Who gets Sickle Cell Disease and How?
Sickle cell disease is passed on genetically by carriers or people with the “trait” (those who carry only one sickle cell gene along with one normal gene and typically do not have any manifestations of the disease other than mild anemia). If both parents carry the gene, there is a 25% chance per pregnancy of having a child with sickle cell disease and a 50% chance of passing the gene on to their children.
In the US, about 90,000 to 100,000 people have the disease and about one in 12 African-Americans carry the trait. In other parts of the world (Sub-Saharan Africa, the Middle East, South America, Caribbean Islands, and India), the prevalence is much more, with millions of people being affected.
What Are the Symptoms of Sickle Cell Disease?
Symptoms can vary in form and severity, depending on patient, but typically include
- Serious pain
- Shortness of breath
How Is Sickle Cell Disease Diagnosed?
Sickle cell disease is diagnosed by a blood test. In the US, all newborns are now screened for the condition before they are discharged from the hospital. Parents are usually given the results of this test at the child’s one-month checkup. If a child is diagnosed with sickle cell trait, his or her parents may wish to see a genetic counselor to understand what it means to be a carrier of the sickle cell gene and what the chances of having a child with the disease might be.

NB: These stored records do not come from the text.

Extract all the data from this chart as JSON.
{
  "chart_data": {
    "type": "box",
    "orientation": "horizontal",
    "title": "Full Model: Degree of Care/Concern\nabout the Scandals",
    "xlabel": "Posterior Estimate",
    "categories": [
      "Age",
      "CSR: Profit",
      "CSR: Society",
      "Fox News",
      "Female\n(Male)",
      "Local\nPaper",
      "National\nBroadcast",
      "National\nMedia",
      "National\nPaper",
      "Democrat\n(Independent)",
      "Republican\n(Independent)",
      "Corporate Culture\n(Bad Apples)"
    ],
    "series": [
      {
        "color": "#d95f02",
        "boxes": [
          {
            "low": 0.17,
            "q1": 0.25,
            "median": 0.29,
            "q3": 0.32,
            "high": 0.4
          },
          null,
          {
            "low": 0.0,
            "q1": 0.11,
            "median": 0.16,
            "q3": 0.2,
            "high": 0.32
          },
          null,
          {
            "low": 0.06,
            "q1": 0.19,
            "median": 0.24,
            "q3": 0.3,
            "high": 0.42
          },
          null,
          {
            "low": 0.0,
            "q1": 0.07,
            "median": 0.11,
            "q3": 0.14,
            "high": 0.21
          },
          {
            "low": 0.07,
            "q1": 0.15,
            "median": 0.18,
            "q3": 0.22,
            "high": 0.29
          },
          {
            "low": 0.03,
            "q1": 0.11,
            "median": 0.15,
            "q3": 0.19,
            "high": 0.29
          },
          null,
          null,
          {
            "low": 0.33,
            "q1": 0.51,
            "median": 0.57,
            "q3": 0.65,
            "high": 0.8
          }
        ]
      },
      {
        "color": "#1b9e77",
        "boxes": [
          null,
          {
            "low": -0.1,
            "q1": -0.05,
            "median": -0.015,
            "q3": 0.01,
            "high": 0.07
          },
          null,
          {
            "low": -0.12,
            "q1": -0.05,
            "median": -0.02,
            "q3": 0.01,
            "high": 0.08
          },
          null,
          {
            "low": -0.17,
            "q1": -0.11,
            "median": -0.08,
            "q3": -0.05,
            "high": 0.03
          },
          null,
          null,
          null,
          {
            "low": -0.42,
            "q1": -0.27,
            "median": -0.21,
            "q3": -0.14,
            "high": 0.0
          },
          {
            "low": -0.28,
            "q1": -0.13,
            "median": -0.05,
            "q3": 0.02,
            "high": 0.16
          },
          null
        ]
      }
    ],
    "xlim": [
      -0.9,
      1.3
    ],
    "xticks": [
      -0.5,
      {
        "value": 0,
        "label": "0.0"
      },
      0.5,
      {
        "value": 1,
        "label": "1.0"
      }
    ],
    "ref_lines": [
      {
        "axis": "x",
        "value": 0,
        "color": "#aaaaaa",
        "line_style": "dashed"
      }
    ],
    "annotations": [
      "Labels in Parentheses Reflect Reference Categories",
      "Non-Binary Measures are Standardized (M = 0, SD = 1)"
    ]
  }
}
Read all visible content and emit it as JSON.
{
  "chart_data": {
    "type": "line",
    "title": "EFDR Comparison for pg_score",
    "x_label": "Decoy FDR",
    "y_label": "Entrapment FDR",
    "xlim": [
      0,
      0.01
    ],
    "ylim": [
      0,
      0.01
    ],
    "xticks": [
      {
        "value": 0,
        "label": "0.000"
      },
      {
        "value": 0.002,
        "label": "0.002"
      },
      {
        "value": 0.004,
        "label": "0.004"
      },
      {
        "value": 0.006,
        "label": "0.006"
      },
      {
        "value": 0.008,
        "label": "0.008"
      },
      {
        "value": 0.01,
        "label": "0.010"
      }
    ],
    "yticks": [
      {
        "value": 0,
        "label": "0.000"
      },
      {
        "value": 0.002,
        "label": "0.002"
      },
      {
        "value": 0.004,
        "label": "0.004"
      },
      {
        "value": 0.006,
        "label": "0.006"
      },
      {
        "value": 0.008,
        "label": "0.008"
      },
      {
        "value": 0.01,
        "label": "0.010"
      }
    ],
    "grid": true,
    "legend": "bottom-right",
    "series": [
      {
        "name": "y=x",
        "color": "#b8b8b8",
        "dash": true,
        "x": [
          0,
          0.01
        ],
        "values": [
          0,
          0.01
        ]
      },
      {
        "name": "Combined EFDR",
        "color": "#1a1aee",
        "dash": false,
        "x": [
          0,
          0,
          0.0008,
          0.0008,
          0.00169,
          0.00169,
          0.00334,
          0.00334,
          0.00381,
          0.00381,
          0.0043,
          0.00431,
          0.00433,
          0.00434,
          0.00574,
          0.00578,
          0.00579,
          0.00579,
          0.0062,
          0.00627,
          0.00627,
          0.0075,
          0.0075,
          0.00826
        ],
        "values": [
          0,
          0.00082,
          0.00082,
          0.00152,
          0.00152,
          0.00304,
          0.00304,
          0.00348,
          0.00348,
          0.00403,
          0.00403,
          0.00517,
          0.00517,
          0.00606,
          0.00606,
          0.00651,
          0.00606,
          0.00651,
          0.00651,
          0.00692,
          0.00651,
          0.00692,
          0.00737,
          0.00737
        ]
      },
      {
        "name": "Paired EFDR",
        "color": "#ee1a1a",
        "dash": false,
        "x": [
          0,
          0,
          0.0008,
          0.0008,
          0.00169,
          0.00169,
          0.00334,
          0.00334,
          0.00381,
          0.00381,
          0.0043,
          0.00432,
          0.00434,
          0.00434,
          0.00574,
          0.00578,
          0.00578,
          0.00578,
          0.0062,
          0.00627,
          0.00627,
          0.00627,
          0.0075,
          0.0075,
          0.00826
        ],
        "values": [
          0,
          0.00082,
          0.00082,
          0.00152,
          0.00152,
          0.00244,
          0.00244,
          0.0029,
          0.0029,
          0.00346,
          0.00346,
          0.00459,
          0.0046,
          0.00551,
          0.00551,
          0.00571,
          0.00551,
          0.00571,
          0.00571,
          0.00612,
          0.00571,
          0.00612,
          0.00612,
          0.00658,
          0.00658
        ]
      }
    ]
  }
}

If the child has sickle cell disease, they should see a hematologist (specialist in blood disorders) to better understand the type of sickle cell disease the child has and to provide optimal care.
Can Sickle Cell Disease Be Treated?
There is currently no widely available cure for the disease. In cases where a patient's red blood cell count falls to a life-threatening level, blood transfusions may be needed. Bone marrow transplants have been used to treat some forms of the disease and have cured symptoms in some patients, but the transplant procedure can be risky and complex. Hydroxyurea has been used to help reduce some of the symptoms of the disease as well.
Managing symptoms is the key to helping patients live a normal life. Patients should understand the disease and their individual symptoms and track them closely, with the help of a hematologist, to understand what triggers them. Patients will need to see a hematologist at least twice a year and a primary care physician annually.
Because treatment relies on clear communication, patients should visit prospective doctors and choose a physician they are comfortable with. For patients on the brink of adulthood, it is best to get referrals while they are still being treated by a pediatrician.
A number of therapies are being developed. Stem cell treatment can cure the disease for some patients, while gene therapy holds potential for the future.